Todo mundo que está jogando xadrez político, nesse momento, sabe disso. Então isso quer dizer que Jair Bolsonaro acabou? Calma. Vamos precisar levar alguns pontos em consideração. O primeiro, Donald Trump. O quanto Donald Trump pode se envolver com esse tema? O quanto Trump pode bater no bumbo de Bolsonaro? É importante porque Trump é alguém com poder de manter o nome de Bolsonaro vivo. Em segundo, Tarcisio, Michelle, Eduardo. Quem é candidato a quê? Em sendo candidato, quem terá que tipo de compromisso com Jair? Em terceiro, vejam bem, está a esquerda. Quando Bolsonaro estiver fora do mapa, a esquerda vai querer usar seu espantalho? Mantê-lo vivo para tentar tirar voto de outros candidatos de direita?
Porque não se esqueçam de uma coisa: pesquisas eleitorais a um ano e meio da eleição tratam, essencialmente, de recall. Medem quais nomes são lembrados. Isso é útil para saber de que nível um candidato parte para concorrer a uma eleição. É inútil para quem é lembrado e não vai concorrer.
Então vem comigo, vamos analisar.
Eu sou Pedro Doria, editor do Meio.
Rapidinho, dois segundos doutro assunto antes de voltarmos. Nós não estamos conversando sobre Israel e Palestina. Nos dividimos em grupos, cada um do seu lado xingando o outro. Pois é. É sempre assim nas redes. Usamos palavras fortes, tratamos o lado do qual não gostamos como a pior gente que existe. Às vezes, fazemos parecer que este conflito nasceu no 7 de outubro de 2023. Ou em 1967. Ou, mesmo, em 1948. É muito mais antigo do que isso.
Estive por dez dias, em Israel, em fevereiro deste ano. Conversei com políticos árabes e judeus, com ativistas árabes e judeus, com gente nas ruas. Fui do norte ao sul do país. Ao voltar pro Brasil, mergulhei nos livros. O resultado deste trabalho ficou pronto agora. No próximo dia 10 de julho estreiam no streaming do Meio três episódios especiais do Ponto de Partida, a série. Está lá a história e também a política. No todo, no conjunto os três filmes são um clamor pela paz. Uma defesa da solução de dois estados, um para cada povo. Não há outra solução que não essa.
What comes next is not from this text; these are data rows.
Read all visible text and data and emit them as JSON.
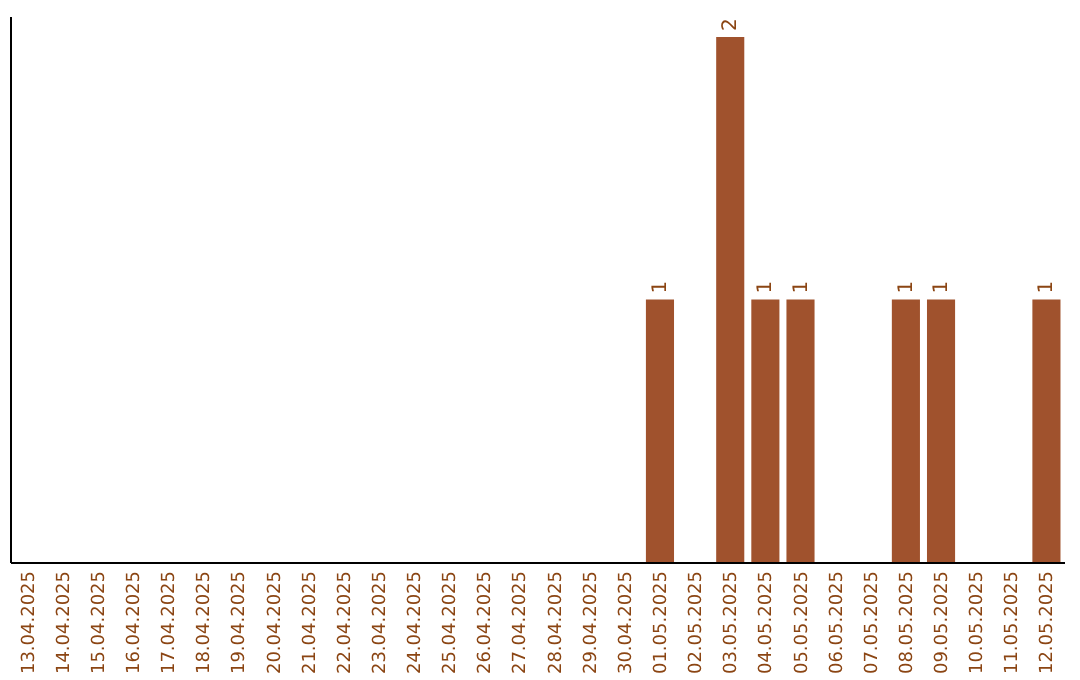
{
  "chart_data": {
    "type": "bar",
    "categories": [
      "13.04.2025",
      "14.04.2025",
      "15.04.2025",
      "16.04.2025",
      "17.04.2025",
      "18.04.2025",
      "19.04.2025",
      "20.04.2025",
      "21.04.2025",
      "22.04.2025",
      "23.04.2025",
      "24.04.2025",
      "25.04.2025",
      "26.04.2025",
      "27.04.2025",
      "28.04.2025",
      "29.04.2025",
      "30.04.2025",
      "01.05.2025",
      "02.05.2025",
      "03.05.2025",
      "04.05.2025",
      "05.05.2025",
      "06.05.2025",
      "07.05.2025",
      "08.05.2025",
      "09.05.2025",
      "10.05.2025",
      "11.05.2025",
      "12.05.2025"
    ],
    "values": [
      null,
      null,
      null,
      null,
      null,
      null,
      null,
      null,
      null,
      null,
      null,
      null,
      null,
      null,
      null,
      null,
      null,
      null,
      1,
      null,
      2,
      1,
      1,
      null,
      null,
      1,
      1,
      null,
      null,
      1
    ],
    "data_labels": true,
    "color": "#a0522d",
    "tick_labels": "x",
    "grid": false
  }
}
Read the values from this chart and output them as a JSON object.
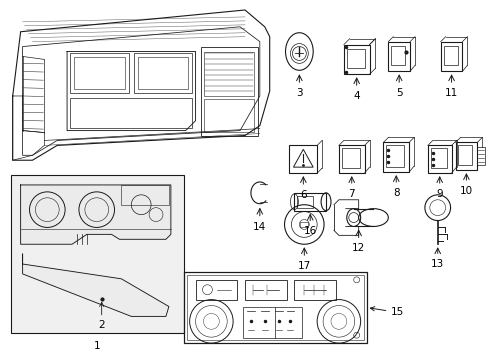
{
  "background_color": "#ffffff",
  "line_color": "#1a1a1a",
  "text_color": "#000000",
  "fig_width": 4.89,
  "fig_height": 3.6,
  "dpi": 100
}
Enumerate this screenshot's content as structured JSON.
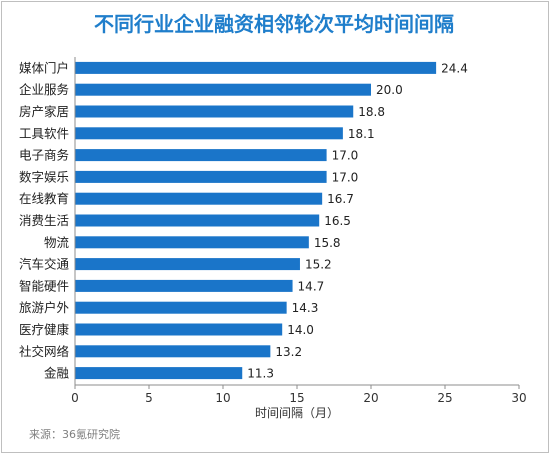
{
  "chart_data": {
    "type": "bar",
    "orientation": "horizontal",
    "title": "不同行业企业融资相邻轮次平均时间间隔",
    "xlabel": "时间间隔（月）",
    "ylabel": "",
    "xlim": [
      0,
      30
    ],
    "xticks": [
      "0",
      "5",
      "10",
      "15",
      "20",
      "25",
      "30"
    ],
    "categories": [
      "媒体门户",
      "企业服务",
      "房产家居",
      "工具软件",
      "电子商务",
      "数字娱乐",
      "在线教育",
      "消费生活",
      "物流",
      "汽车交通",
      "智能硬件",
      "旅游户外",
      "医疗健康",
      "社交网络",
      "金融"
    ],
    "values": [
      24.4,
      20.0,
      18.8,
      18.1,
      17.0,
      17.0,
      16.7,
      16.5,
      15.8,
      15.2,
      14.7,
      14.3,
      14.0,
      13.2,
      11.3
    ],
    "value_labels": [
      "24.4",
      "20.0",
      "18.8",
      "18.1",
      "17.0",
      "17.0",
      "16.7",
      "16.5",
      "15.8",
      "15.2",
      "14.7",
      "14.3",
      "14.0",
      "13.2",
      "11.3"
    ],
    "bar_color": "#1a75c9",
    "grid": false,
    "legend": "none"
  },
  "footer": {
    "source": "来源：36氪研究院"
  },
  "colors": {
    "title": "#1f7ecb",
    "axis": "#808080",
    "text": "#222222"
  }
}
Você quer entender o que acontece naquele canto do mundo, numa versão sem heróis ou vilões? Assine o Meio Premium. Baixe nosso app. No dia 10, na sua televisão, no seu celular, tablet ou computador.
E este aqui? Este é o Ponto de Partida.
O que Lula tem a ver com a queixa de Donald Trump? Nada. O presidente brasileiro não tinha que dar qualquer resposta. O Judiciário é um poder independente, é ele que tomará decisões sobre Bolsonaro, Lula não dá pitaco no assunto. Logo, não é com ele. Não é com ele se Bolsonaro for considerado inocente, não é com ele se for culpado. Vi muita gente preocupada com o envolvimento de Steve Bannon. Isso não quer dizer muito, tá?
Donald Trump tem uma base grande e em conflito constante. Tem um grupo populista de um lado, que Bannon representa. É a turma pró-tarifas, que deseja os EUA fechados para dentro, sem guerras no exterior. Estão em oposição constante com os libertários como Elon Musk, que querem livre comércio, imigrantes qualificados. Há também a turma religiosa ultraconservadora, como há os falcões neoconservadores no Senado e no Departamento de Estado, que tiveram sua grande vitória no ataque ao Irã. Esses grupos às vezes estão em trégua, às vezes estão em conflito entre si. E todos disputam a atenção de Trump. Porque atenção e Trump são um problema, tá? Ele fica entediado muito rápido, quer mudar de assunto, está sempre em busca de um brinquedo novo.
Bannon é meio que um Mussolini moderno. É de extrema-direita, está em casa com gente de classe média baixa, a classe trabalhadora americana. E, estrategicamente, pensa como a esquerda internacionalista. Mussolini era assim, também. Então Bannon gosta da coisa do movimento internacional da classe trabalhadora reacionária. Ele faz força, sim, para que Trump lembre de Bolsonaro. E Eduardo Bolsonaro depende imensamente de Bannon para ter os ouvidos de Trump. Só que nem sempre Bannon está forte na Casa Branca. Neste momento, não está. Há quantos meses o filho Zero Três está tentando arrancar qualquer coisa de Trump? Pois é. Conseguiu agora. Um tuíte. Pode conseguir mais? Claro. Mas não é certo. E um tuíte é uma coisa, sanções internacionais, pressão pública, outra coisa. Por isso que Lula fez mal em responder a Trump. Ignora. Melhor coisa. Pra Trump não se sentir desafiado. Deixa ele esquecer do troço.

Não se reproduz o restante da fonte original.